Dye & Durham Corp, a Toronto-based provider of cloud-based software and technology solutions for legal and business professionals, has amended its proposed initial public offering and secondary offering in Canada. The gross proceeds of the IPO and secondary are expected to be C$150 million, up from the prior C$100 million. Dye & Durham is a portfolio company of Manulife Capital.
TORONTO, July 10, 2020 (GLOBE NEWSWIRE) — Dye & Durham Limited (the “Dye & Durham” or the “Company”), the parent company of Dye & Durham Corporation, a leading provider of cloud-based software and technology solutions designed to improve efficiency and increase productivity for legal and business professionals, today announced that it has filed an amended and restated preliminary prospectus with the securities regulatory authorities in each of the provinces and territories in Canada (other than Québec) (the “Amended and Restated Preliminary Prospectus”), which amends and restates the preliminary long form prospectus filed by the Company on June 29, 2020.
Under the Amended and Restated Preliminary Prospectus, Dye & Durham has amended the terms of the proposed initial public (the “Treasury Offering”) and the secondary offering of its common shares (the “Secondary Offering” and together with the Treasury Offering, the “Offering”). The gross proceeds of the Treasury Offering and the Secondary Offering are expected to be $127.5 million (up from $90 million) and $22.5 million (up from $10 million) respectively, for an aggregate amount of $150 million (up from $100 million). Plantro Ltd., Seastone Invest Limited and Wahi Investments Inc. will be selling shareholders under the Secondary Offering for gross proceeds of $10 million, $10 million and $2.5 million, respectively.
As previously disclosed, the Offering is led by Canaccord Genuity Corp. (“Canaccord”), Scotia Capital Inc., BMO Nesbitt Burns Inc. and INFOR Financial Inc., as joint bookrunners, and Raymond James Ltd. as underwriter. Canaccord, on behalf of the underwriters, has entered into a sub-underwriting agreement with finnCap Ltd. (“finnCap”), whereby finnCap will sell securities under the Offering in the United Kingdom pursuant to available exemptions from registration requirements.
Goodmans LLP is acting as legal counsel to the Company, and Osler, Hoskin & Harcourt LLP is acting as legal counsel to the underwriters.
The Amended and Restated Preliminary Prospectus contains important information relating to these securities and has been filed with securities commissions or similar authorities in each of the provinces and territories of Canada (other than Québec). The Amended and Restated Preliminary Prospectus is still subject to completion or further amendment. Copies of the Amended and Restated Preliminary Prospectus may be obtained from any of the underwriters listed above. There will not be any sale or any acceptance of an offer to buy the securities until a receipt for the final prospectus has been issued.

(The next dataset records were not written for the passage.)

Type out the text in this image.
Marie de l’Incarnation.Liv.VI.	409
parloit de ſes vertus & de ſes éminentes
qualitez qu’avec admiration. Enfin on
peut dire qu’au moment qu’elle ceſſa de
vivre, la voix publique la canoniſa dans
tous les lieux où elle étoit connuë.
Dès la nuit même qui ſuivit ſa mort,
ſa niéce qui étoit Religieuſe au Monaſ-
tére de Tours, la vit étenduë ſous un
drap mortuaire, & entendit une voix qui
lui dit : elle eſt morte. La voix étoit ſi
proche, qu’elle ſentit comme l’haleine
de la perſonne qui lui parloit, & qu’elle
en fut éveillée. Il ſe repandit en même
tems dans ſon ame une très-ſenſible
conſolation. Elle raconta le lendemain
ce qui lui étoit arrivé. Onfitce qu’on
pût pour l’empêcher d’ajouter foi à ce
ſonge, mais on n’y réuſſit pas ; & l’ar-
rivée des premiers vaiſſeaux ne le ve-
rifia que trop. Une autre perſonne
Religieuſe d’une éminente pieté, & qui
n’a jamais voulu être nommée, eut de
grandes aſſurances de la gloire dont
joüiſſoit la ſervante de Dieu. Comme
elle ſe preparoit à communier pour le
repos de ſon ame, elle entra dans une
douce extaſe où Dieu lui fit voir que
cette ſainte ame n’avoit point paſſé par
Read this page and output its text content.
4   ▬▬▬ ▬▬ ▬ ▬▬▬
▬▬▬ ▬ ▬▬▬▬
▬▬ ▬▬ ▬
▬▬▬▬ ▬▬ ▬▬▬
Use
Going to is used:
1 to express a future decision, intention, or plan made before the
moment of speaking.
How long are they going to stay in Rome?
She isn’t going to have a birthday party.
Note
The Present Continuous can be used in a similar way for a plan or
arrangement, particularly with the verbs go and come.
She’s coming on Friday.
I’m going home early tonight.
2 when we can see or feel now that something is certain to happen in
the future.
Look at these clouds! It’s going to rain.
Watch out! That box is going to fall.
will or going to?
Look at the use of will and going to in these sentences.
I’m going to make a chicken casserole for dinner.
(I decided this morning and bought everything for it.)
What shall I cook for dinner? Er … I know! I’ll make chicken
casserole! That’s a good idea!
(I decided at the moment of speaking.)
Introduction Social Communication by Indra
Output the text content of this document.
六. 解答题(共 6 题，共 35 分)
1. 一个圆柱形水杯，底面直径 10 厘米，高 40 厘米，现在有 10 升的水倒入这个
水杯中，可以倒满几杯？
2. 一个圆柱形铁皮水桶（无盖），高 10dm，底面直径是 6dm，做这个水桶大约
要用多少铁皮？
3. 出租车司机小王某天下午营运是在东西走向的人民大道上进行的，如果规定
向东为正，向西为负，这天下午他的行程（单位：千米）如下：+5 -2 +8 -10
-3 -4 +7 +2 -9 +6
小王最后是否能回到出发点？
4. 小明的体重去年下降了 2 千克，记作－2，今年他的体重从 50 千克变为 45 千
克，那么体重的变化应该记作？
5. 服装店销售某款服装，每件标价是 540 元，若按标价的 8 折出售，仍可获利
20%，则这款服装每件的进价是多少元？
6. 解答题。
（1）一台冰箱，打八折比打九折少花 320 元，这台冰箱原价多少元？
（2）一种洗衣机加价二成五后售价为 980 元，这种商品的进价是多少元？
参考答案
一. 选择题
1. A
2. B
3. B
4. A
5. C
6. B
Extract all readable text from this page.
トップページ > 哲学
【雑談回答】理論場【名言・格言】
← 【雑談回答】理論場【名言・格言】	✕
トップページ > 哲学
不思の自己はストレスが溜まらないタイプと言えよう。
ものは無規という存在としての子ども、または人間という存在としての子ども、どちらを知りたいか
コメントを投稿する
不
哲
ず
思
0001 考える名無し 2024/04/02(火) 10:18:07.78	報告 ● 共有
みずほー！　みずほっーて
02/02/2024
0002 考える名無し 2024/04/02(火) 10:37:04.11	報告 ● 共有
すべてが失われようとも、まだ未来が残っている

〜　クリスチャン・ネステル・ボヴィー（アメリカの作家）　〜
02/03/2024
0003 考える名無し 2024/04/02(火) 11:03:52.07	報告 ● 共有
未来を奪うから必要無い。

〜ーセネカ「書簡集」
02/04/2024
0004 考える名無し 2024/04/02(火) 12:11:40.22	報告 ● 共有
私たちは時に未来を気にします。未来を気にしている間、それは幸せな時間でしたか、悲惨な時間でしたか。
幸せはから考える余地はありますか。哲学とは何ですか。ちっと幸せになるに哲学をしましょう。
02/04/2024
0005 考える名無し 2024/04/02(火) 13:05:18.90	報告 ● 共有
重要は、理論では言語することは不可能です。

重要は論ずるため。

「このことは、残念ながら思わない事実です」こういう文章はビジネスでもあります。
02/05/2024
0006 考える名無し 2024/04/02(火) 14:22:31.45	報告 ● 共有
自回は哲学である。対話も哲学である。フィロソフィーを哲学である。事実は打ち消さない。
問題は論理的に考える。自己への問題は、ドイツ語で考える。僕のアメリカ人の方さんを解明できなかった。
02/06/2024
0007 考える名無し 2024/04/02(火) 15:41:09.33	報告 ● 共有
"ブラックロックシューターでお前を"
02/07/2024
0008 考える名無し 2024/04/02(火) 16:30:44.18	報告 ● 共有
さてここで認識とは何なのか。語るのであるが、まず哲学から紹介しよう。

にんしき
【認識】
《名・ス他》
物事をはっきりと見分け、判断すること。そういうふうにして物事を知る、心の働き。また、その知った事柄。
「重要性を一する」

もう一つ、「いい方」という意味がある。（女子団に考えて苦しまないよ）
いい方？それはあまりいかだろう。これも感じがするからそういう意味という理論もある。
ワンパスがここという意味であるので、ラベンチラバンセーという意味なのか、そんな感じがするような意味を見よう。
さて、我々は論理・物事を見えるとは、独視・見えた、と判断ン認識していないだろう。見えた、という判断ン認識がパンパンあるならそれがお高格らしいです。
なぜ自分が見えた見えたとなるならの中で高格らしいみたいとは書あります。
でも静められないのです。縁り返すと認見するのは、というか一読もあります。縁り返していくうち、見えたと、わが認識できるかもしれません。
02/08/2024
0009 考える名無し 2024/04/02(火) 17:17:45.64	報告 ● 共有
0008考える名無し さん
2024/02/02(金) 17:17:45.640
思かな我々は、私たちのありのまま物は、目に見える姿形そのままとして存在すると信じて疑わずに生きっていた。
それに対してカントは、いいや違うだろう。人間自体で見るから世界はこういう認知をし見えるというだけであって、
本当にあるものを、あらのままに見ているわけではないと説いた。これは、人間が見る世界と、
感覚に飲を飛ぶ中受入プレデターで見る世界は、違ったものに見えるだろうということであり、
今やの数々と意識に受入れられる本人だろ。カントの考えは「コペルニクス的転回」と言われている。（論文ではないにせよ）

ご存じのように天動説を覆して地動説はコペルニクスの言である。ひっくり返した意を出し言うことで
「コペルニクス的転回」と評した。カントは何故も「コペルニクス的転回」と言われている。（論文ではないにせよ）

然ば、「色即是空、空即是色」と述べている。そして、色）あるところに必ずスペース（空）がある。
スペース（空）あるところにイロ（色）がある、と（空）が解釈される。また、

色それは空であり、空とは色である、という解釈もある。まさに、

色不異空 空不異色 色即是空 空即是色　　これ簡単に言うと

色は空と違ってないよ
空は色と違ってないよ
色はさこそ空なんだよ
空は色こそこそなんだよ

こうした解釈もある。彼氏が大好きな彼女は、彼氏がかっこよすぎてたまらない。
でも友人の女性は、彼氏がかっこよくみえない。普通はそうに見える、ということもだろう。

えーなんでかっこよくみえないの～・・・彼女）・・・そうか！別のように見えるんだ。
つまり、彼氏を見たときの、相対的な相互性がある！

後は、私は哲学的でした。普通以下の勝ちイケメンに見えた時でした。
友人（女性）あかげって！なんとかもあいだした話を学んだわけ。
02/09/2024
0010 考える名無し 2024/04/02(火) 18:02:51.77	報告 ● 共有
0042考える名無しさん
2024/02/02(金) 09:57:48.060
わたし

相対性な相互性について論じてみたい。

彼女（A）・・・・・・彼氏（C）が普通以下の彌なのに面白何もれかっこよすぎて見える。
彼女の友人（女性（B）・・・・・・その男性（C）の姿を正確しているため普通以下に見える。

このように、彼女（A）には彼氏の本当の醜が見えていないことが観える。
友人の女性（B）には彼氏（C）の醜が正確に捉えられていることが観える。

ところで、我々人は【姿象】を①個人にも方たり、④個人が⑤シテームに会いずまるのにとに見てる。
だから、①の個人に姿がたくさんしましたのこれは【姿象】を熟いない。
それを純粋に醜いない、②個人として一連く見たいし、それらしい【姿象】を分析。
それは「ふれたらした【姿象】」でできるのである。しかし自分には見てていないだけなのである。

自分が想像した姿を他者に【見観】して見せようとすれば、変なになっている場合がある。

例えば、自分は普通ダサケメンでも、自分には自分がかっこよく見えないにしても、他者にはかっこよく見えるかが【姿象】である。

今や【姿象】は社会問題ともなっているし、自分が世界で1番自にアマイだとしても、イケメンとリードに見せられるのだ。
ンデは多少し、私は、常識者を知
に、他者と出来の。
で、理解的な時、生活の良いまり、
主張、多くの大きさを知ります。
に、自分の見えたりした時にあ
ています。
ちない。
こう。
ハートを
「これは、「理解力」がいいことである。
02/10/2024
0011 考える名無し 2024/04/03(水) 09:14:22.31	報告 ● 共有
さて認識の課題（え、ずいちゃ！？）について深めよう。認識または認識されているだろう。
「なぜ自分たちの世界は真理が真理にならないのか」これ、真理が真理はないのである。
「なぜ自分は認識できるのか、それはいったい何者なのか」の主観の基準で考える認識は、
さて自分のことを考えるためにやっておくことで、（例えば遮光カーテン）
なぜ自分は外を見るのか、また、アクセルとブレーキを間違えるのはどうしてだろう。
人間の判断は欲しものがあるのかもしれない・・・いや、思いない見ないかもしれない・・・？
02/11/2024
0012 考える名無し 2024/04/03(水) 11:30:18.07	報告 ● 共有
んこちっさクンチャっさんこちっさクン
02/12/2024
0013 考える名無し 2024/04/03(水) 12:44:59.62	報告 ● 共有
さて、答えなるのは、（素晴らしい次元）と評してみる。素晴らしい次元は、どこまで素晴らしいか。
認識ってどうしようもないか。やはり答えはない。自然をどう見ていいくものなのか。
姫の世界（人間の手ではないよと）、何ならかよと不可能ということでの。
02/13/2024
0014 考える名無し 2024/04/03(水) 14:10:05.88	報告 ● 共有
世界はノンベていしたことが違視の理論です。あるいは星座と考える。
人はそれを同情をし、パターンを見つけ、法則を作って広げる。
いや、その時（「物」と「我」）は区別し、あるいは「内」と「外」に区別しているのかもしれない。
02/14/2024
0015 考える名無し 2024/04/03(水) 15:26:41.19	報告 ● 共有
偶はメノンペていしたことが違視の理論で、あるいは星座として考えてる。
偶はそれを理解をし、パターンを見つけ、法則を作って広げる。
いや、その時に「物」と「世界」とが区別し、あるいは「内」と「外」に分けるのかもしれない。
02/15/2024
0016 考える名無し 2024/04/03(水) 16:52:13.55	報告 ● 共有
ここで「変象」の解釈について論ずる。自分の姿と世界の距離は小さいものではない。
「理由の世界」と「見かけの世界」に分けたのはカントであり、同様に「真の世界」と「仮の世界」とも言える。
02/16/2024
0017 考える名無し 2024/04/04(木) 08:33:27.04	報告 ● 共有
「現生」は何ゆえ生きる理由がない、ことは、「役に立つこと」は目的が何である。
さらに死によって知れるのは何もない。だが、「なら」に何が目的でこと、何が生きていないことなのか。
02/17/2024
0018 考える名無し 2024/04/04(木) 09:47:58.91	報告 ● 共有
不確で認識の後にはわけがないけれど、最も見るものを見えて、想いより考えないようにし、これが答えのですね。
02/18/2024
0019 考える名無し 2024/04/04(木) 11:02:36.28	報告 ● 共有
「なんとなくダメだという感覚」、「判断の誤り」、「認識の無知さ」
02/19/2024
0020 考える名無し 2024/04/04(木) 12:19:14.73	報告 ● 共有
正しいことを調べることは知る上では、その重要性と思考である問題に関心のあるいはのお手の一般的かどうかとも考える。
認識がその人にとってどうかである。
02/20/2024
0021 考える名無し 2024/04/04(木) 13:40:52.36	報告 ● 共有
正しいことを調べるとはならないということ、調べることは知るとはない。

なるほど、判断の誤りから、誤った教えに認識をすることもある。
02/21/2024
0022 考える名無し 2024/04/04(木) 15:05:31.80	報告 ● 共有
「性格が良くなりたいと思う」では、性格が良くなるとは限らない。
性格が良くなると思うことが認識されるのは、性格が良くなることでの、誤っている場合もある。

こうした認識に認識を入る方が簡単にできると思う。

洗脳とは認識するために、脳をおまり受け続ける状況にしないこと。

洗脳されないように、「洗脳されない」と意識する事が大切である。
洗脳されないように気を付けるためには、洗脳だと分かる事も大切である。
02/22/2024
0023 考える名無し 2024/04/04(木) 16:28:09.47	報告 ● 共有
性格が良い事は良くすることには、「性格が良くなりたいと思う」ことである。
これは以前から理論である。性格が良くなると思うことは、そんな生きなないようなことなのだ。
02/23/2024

The Amended and Restated Preliminary Prospectus has not yet become final for purposes of a distribution of securities to the public. No securities regulatory authority has either approved or disapproved the contents of this news release. This press release does not constitute an offer to sell or the solicitation of an offer to buy, nor shall there be any sale or any acceptance of an offer to buy these securities in any jurisdiction in which such offer, solicitation or sale would be unlawful prior to the time of receipt for the final long form prospectus or other authorization is obtained from the securities regulatory authority in such province or territory. Copies of the preliminary long form prospectus and the amended and restated prospectus are available on SEDAR at www.sedar.com.
The securities have not been and will not be registered under the United States Securities Act of 1933 (the “U.S. Securities Act”), as amended, or any state securities laws, and may not be offered, sold or delivered, directly or indirectly, in the United States or to, or for the account or benefit of, “U.S. persons” (as defined in Regulation S under the U.S. Securities Act). Accordingly, the securities may not be offered or sold within the United States unless registered under the U.S. Securities Act and applicable state securities laws or pursuant to exemptions from the registrations requirements of the U.S. Securities Act and applicable state securities laws.
Completion of the Offering is subject to the receipt of customary approvals, including regulatory approvals.
About Dye & Durham Corporation
Dye & Durham Corporation is a leading provider of cloud-based software and technology solutions designed to improve efficiency and increase productivity for legal and business professionals. Dye & Durham Corporation has operations in Canada and the United Kingdom, and has a strong blue-chip customer base that includes law firms, financial service institutions, and government organizations.